Bu hususu biraz daha anlamlı kılmak için bir örnek vermek istiyoruz. Rasûlullah Efendimiz’in (sav), fethini müjdelediği İstanbul çok ilginç bir tarafıyla öne çıkmıştır. Bu da “İstanbul edebi”, “İstanbul beyefendisi” gibi olguları doğurmuş olmasıdır. Yani öyle bir şehir düşünelim ki içinde yaşayan insanlar yalnızca orada görebileceğiniz bazı kurallara göre yaşantılarını sürdürüyorlar. Ve bu kurallar orada yaşasın veya yaşamasın her insanı hayrete düşüren ve memnun eden bir keyfiyeti haizdir. Biraz düşünüp bu kuralların neden bu kadar kabule şayan olduğunu sorduğumuzda bunun cevabını da yine bu davranışların neden kaynaklandığı sorusuyla paralel olarak verebileceğimizi görürüz. Evet, doğru cevabı verdiğinizi duyar gibiyiz… İstanbul edebi İslam’ın İstanbul şehrindeki elbisesi, İstanbul beyefendisi de bu elbiseyi giyen kimsedir. Bunun haklı bir iddia olup olmadığını ehlince malum söz konusu adabın karşılıklarını Kur’an ve sünnette kendi gözlerimizle gördüğümüzde anlarız. Bu şehre ait hususi adabın diğer İslam şehirlerindeki yansımalardan en belirgin farkının “Zerafet ki bulunduğu yeri şâd eder bulunmadığı yeri berbâd eder.”[2] hadis-i şerîfinin merkezinde dönen bir edep sistemi olduğunu söylesek herhalde abartmış olmayız. Ama en nihayetinde adabın kaynağı ne İstanbul şehri ne de orada yaşayan insanların kendisidir. İslam’ın payitahtı ve onun sakinlerinin İslam Dinine olan engin bağlılıklarının neticesinde Allah Teâlâ’nın bahşettiği yüce bir nimettir. Kaynağı da dinimizin ta kendisidir.
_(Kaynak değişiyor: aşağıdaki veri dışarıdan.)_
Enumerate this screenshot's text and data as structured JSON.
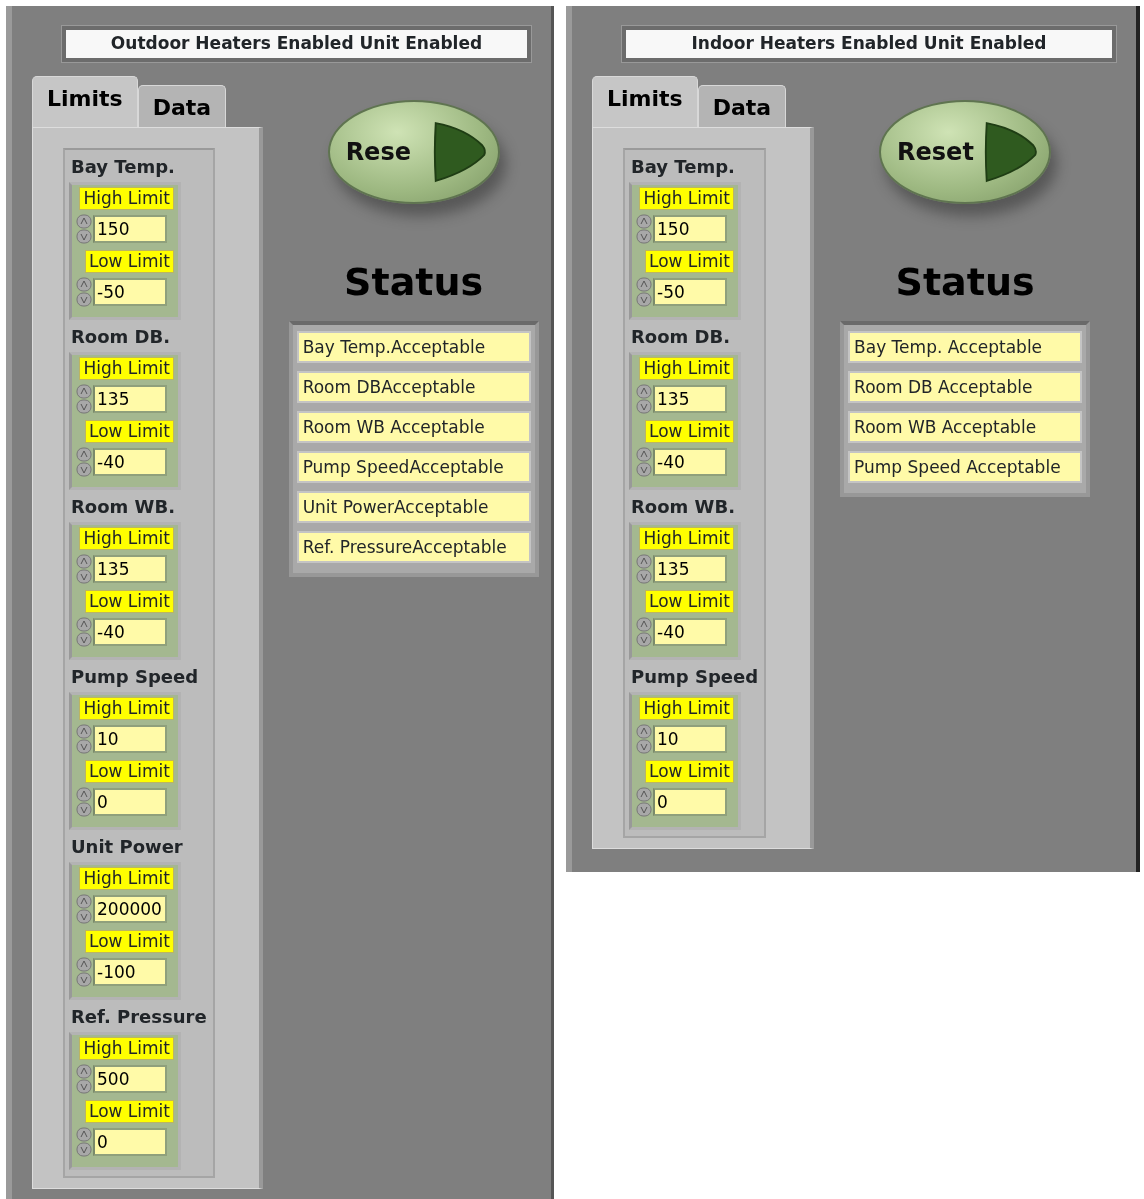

Ne mutlu İslam’a sımsıkı sarılıp onun saadet kaynağı olduğunu hakka’l-yakîn görüp gösterenlere.

 Onlardan olmak duasıyla. Vesselâm.


* Arş. Gör., Fatih Sultan Mehmet Vakıf Üniversitesi İslami İlimler Fakültesi.

[1] İbn Fâris, Mu’cemu mekâyîsi’l-luga, Dâru’l-fikr, 1979, c.1, s. 74-75.

[2] Müslim, 2594.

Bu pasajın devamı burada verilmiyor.